A study published in Cell Host & Microbe on May 13 reports that a single amino-acid change in a coronavirus protein can alter how the virus interacts with human and bat immune systems, influencing the risk of animal viruses adapting to humans. Researchers from the UCSF Quantitative Biosciences Institute, Icahn School of Medicine at Mount Sinai, Institut Pasteur, and Fred Hutchinson Cancer Center examined SARS-CoV-2 and a related bat coronavirus called RaTG13.
The team compared how each virus interacted with immune proteins in both bat and human lung cells. Their experiments used the first laboratory-grown lung cell line from the greater horseshoe bat. The focus was on a viral protein known as OrfB9. While SARS-CoV-2 and RaTG13 versions of OrfB9 differ by only one amino acid out of approximately 100, this difference significantly impacted immune responses.

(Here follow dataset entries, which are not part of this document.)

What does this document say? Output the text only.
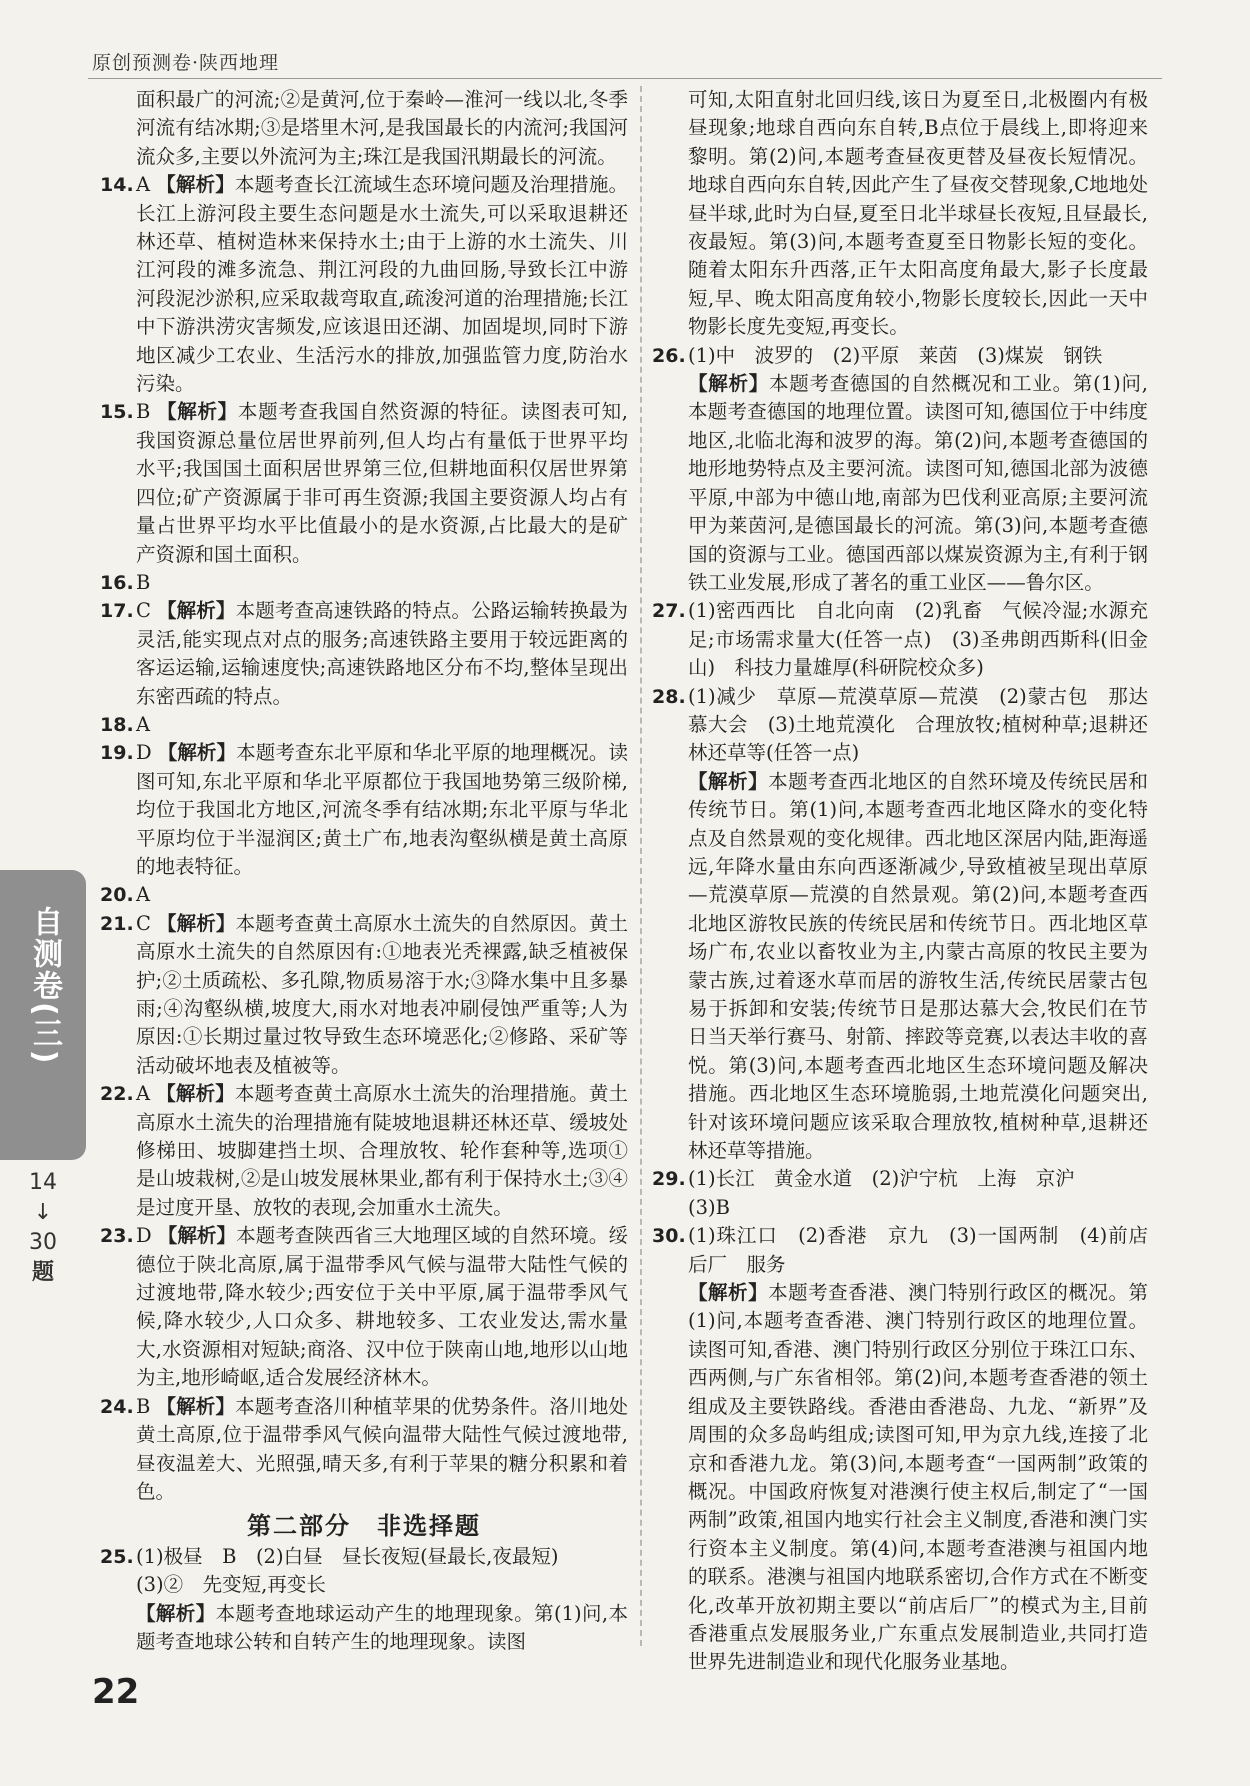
原创预测卷·陕西地理

面积最广的河流;②是黄河,位于秦岭—淮河一线以北,冬季河流有结冰期;③是塔里木河,是我国最长的内流河;我国河流众多,主要以外流河为主;珠江是我国汛期最长的河流。

14. A 【解析】本题考查长江流域生态环境问题及治理措施。长江上游河段主要生态问题是水土流失,可以采取退耕还林还草、植树造林来保持水土;由于上游的水土流失、川江河段的滩多流急、荆江河段的九曲回肠,导致长江中游河段泥沙淤积,应采取裁弯取直,疏浚河道的治理措施;长江中下游洪涝灾害频发,应该退田还湖、加固堤坝,同时下游地区减少工农业、生活污水的排放,加强监管力度,防治水污染。

15. B 【解析】本题考查我国自然资源的特征。读图表可知,我国资源总量位居世界前列,但人均占有量低于世界平均水平;我国国土面积居世界第三位,但耕地面积仅居世界第四位;矿产资源属于非可再生资源;我国主要资源人均占有量占世界平均水平比值最小的是水资源,占比最大的是矿产资源和国土面积。

16. B

17. C 【解析】本题考查高速铁路的特点。公路运输转换最为灵活,能实现点对点的服务;高速铁路主要用于较远距离的客运运输,运输速度快;高速铁路地区分布不均,整体呈现出东密西疏的特点。

18. A

19. D 【解析】本题考查东北平原和华北平原的地理概况。读图可知,东北平原和华北平原都位于我国地势第三级阶梯,均位于我国北方地区,河流冬季有结冰期;东北平原与华北平原均位于半湿润区;黄土广布,地表沟壑纵横是黄土高原的地表特征。

20. A

21. C 【解析】本题考查黄土高原水土流失的自然原因。黄土高原水土流失的自然原因有:①地表光秃裸露,缺乏植被保护;②土质疏松、多孔隙,物质易溶于水;③降水集中且多暴雨;④沟壑纵横,坡度大,雨水对地表冲刷侵蚀严重等;人为原因:①长期过量过牧导致生态环境恶化;②修路、采矿等活动破坏地表及植被等。

22. A 【解析】本题考查黄土高原水土流失的治理措施。黄土高原水土流失的治理措施有陡坡地退耕还林还草、缓坡处修梯田、坡脚建挡土坝、合理放牧、轮作套种等,选项①是山坡栽树,②是山坡发展林果业,都有利于保持水土;③④是过度开垦、放牧的表现,会加重水土流失。

23. D 【解析】本题考查陕西省三大地理区域的自然环境。绥德位于陕北高原,属于温带季风气候与温带大陆性气候的过渡地带,降水较少;西安位于关中平原,属于温带季风气候,降水较少,人口众多、耕地较多、工农业发达,需水量大,水资源相对短缺;商洛、汉中位于陕南山地,地形以山地为主,地形崎岖,适合发展经济林木。

24. B 【解析】本题考查洛川种植苹果的优势条件。洛川地处黄土高原,位于温带季风气候向温带大陆性气候过渡地带,昼夜温差大、光照强,晴天多,有利于苹果的糖分积累和着色。

第二部分　非选择题
25. (1)极昼　B　(2)白昼　昼长夜短(昼最长,夜最短)
(3)②　先变短,再变长

【解析】本题考查地球运动产生的地理现象。第(1)问,本题考查地球公转和自转产生的地理现象。读图

可知,太阳直射北回归线,该日为夏至日,北极圈内有极昼现象;地球自西向东自转,B点位于晨线上,即将迎来黎明。第(2)问,本题考查昼夜更替及昼夜长短情况。地球自西向东自转,因此产生了昼夜交替现象,C地地处昼半球,此时为白昼,夏至日北半球昼长夜短,且昼最长,夜最短。第(3)问,本题考查夏至日物影长短的变化。随着太阳东升西落,正午太阳高度角最大,影子长度最短,早、晚太阳高度角较小,物影长度较长,因此一天中物影长度先变短,再变长。

26. (1)中　波罗的　(2)平原　莱茵　(3)煤炭　钢铁
【解析】本题考查德国的自然概况和工业。第(1)问,本题考查德国的地理位置。读图可知,德国位于中纬度地区,北临北海和波罗的海。第(2)问,本题考查德国的地形地势特点及主要河流。读图可知,德国北部为波德平原,中部为中德山地,南部为巴伐利亚高原;主要河流甲为莱茵河,是德国最长的河流。第(3)问,本题考查德国的资源与工业。德国西部以煤炭资源为主,有利于钢铁工业发展,形成了著名的重工业区——鲁尔区。
27. (1)密西西比　自北向南　(2)乳畜　气候冷湿;水源充足;市场需求量大(任答一点)　(3)圣弗朗西斯科(旧金山)　科技力量雄厚(科研院校众多)
28. (1)减少　草原—荒漠草原—荒漠　(2)蒙古包　那达慕大会　(3)土地荒漠化　合理放牧;植树种草;退耕还林还草等(任答一点)
【解析】本题考查西北地区的自然环境及传统民居和传统节日。第(1)问,本题考查西北地区降水的变化特点及自然景观的变化规律。西北地区深居内陆,距海遥远,年降水量由东向西逐渐减少,导致植被呈现出草原—荒漠草原—荒漠的自然景观。第(2)问,本题考查西北地区游牧民族的传统民居和传统节日。西北地区草场广布,农业以畜牧业为主,内蒙古高原的牧民主要为蒙古族,过着逐水草而居的游牧生活,传统民居蒙古包易于拆卸和安装;传统节日是那达慕大会,牧民们在节日当天举行赛马、射箭、摔跤等竞赛,以表达丰收的喜悦。第(3)问,本题考查西北地区生态环境问题及解决措施。西北地区生态环境脆弱,土地荒漠化问题突出,针对该环境问题应该采取合理放牧,植树种草,退耕还林还草等措施。
29. (1)长江　黄金水道　(2)沪宁杭　上海　京沪
(3)B
30. (1)珠江口　(2)香港　京九　(3)一国两制　(4)前店后厂　服务
【解析】本题考查香港、澳门特别行政区的概况。第(1)问,本题考查香港、澳门特别行政区的地理位置。读图可知,香港、澳门特别行政区分别位于珠江口东、西两侧,与广东省相邻。第(2)问,本题考查香港的领土组成及主要铁路线。香港由香港岛、九龙、“新界”及周围的众多岛屿组成;读图可知,甲为京九线,连接了北京和香港九龙。第(3)问,本题考查“一国两制”政策的概况。中国政府恢复对港澳行使主权后,制定了“一国两制”政策,祖国内地实行社会主义制度,香港和澳门实行资本主义制度。第(4)问,本题考查港澳与祖国内地的联系。港澳与祖国内地联系密切,合作方式在不断变化,改革开放初期主要以“前店后厂”的模式为主,目前香港重点发展服务业,广东重点发展制造业,共同打造世界先进制造业和现代化服务业基地。
自测卷(三)
14
↓
30
题
22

In human cells, the SARS-CoV-2 version of OrfB9 disabled an immune alarm system, allowing the virus to multiply more effectively. In contrast, in bat cells, the RaTG13 version activated an immune protein that helped suppress viral replication.
Nevan J. Krogan, PhD, director of QBI and senior author of the study, said: "The difference between a virus that stays in bats and one that spills over into humans and causes catastrophic disease can come down to remarkably small genetic changes. By mapping these interactions at the protein level - across two viruses and two species - we can read the molecular signatures that predict spillover risk. It's the kind of early warning system the world needs."